Une découverte inattendue à Blanquefort

L’information a été confirmée par l’Office Français de la Biodiversité (OFB) après plusieurs mois d’investigations.
Tout a commencé au début de l’année 2026 lorsqu’un habitant de la métropole bordelaise a transmis aux autorités plusieurs photographies montrant des indices laissant penser à la présence de castors sur la commune de Blanquefort, au nord-ouest de Bordeaux.
Intrigués par ces éléments, les agents de l’OFB ont lancé des vérifications sur le terrain. Les observations réalisées ont permis de confirmer officiellement la présence d’un ou plusieurs individus sur ce secteur girondin.
Cette découverte marque une étape importante dans le retour progressif du castor d’Europe sur le territoire régional.
Une espèce autrefois présente partout en France
Aujourd’hui encore méconnu du grand public, le castor d’Europe occupait autrefois la majorité des grands cours d’eau français.
Pendant des siècles, l’animal a pourtant subi une forte pression liée à la chasse et à la destruction de son habitat naturel. Sa fourrure, sa viande et même certaines parties de son corps étaient particulièrement recherchées. Au fil du temps, les populations se sont effondrées jusqu’à disparaître de nombreuses régions françaises.
Face à cette situation critique, l’espèce a bénéficié d’un statut de protection dès 1968, permettant la mise en place de programmes de sauvegarde et de réintroduction.
Grâce à ces mesures, le castor a progressivement retrouvé sa place dans de nombreux bassins fluviaux français.
Une recolonisation qui atteint désormais la Gironde

Depuis plusieurs années, les spécialistes observaient une progression régulière du castor dans le sud-ouest de la France. La confirmation de sa présence à Blanquefort constitue aujourd’hui un nouveau signe de cette dynamique positive.
Les experts ignorent encore combien d’animaux sont présents sur le secteur. Il pourrait s’agir d’un seul individu en dispersion ou d’un groupe déjà installé à proximité des zones humides locales.
Afin d’en savoir davantage, l’OFB va poursuivre ses recherches dans le cadre du Réseau Castor, un programme national chargé du suivi de l’espèce. Des relevés complémentaires permettront notamment de déterminer l’origine des animaux observés, leur sexe et leurs habitudes de déplacement.
Un allié précieux pour les écosystèmes
Le retour du castor est généralement considéré comme une excellente nouvelle pour les milieux naturels. Surnommé parfois « l’ingénieur des rivières », ce rongeur joue un rôle essentiel dans l’équilibre écologique des zones humides.
En construisant des barrages ou en modifiant certains cours d’eau, il favorise la création de nouveaux habitats pour de nombreuses espèces animales et végétales. Sa présence contribue également à améliorer la qualité des milieux aquatiques et à renforcer la biodiversité locale.
Ne pas le confondre avec le ragondin
Les spécialistes rappellent toutefois qu’il est important de ne pas confondre le castor avec le ragondin, une espèce invasive très présente en Gironde. Si les deux animaux peuvent sembler proches au premier regard, plusieurs éléments permettent de les distinguer facilement.
Le castor est le plus grand rongeur d’Europe et peut atteindre une vingtaine de kilos. Sa caractéristique la plus visible reste sa célèbre queue plate, large et aplatie.

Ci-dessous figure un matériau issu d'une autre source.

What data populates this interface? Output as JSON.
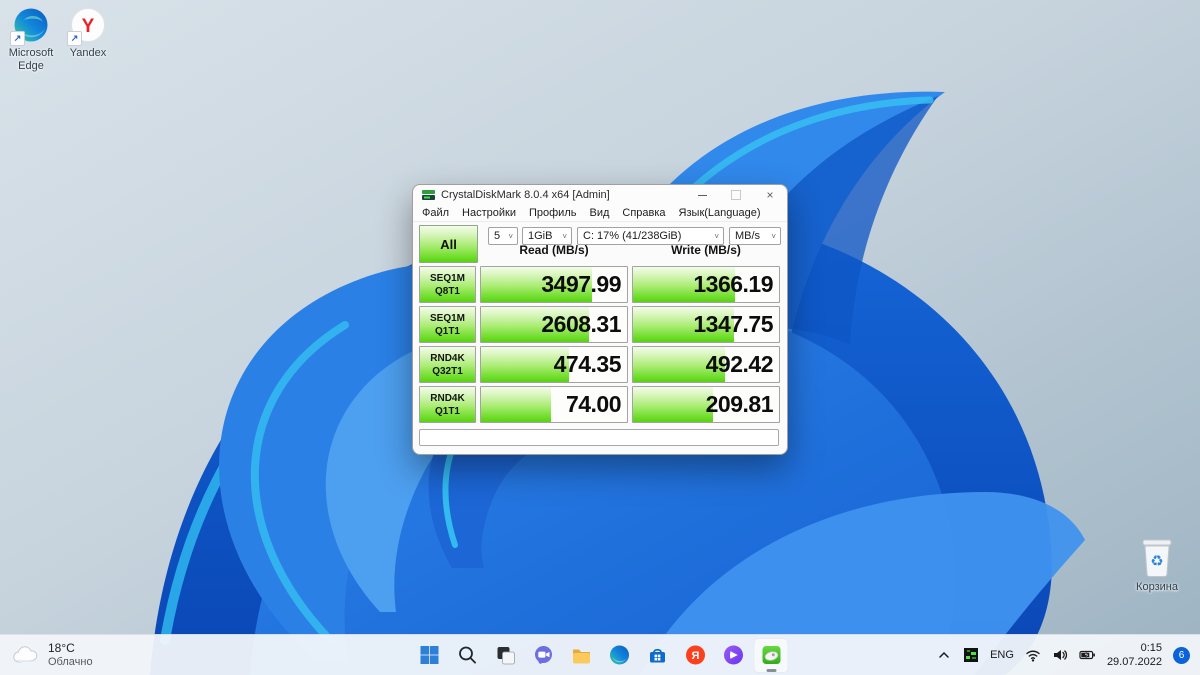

Le ragondin, lui, possède une queue ronde et fine, semblable à celle d’un gros rat. Contrairement au castor, qui bénéficie d’une protection stricte en France, le ragondin est considéré comme une espèce exotique envahissante dont la régulation est autorisée.
Le retour du castor près de Bordeaux constitue ainsi une nouvelle encourageante pour la biodiversité girondine et témoigne de la capacité de certaines espèces emblématiques à reconquérir progressivement leur territoire naturel.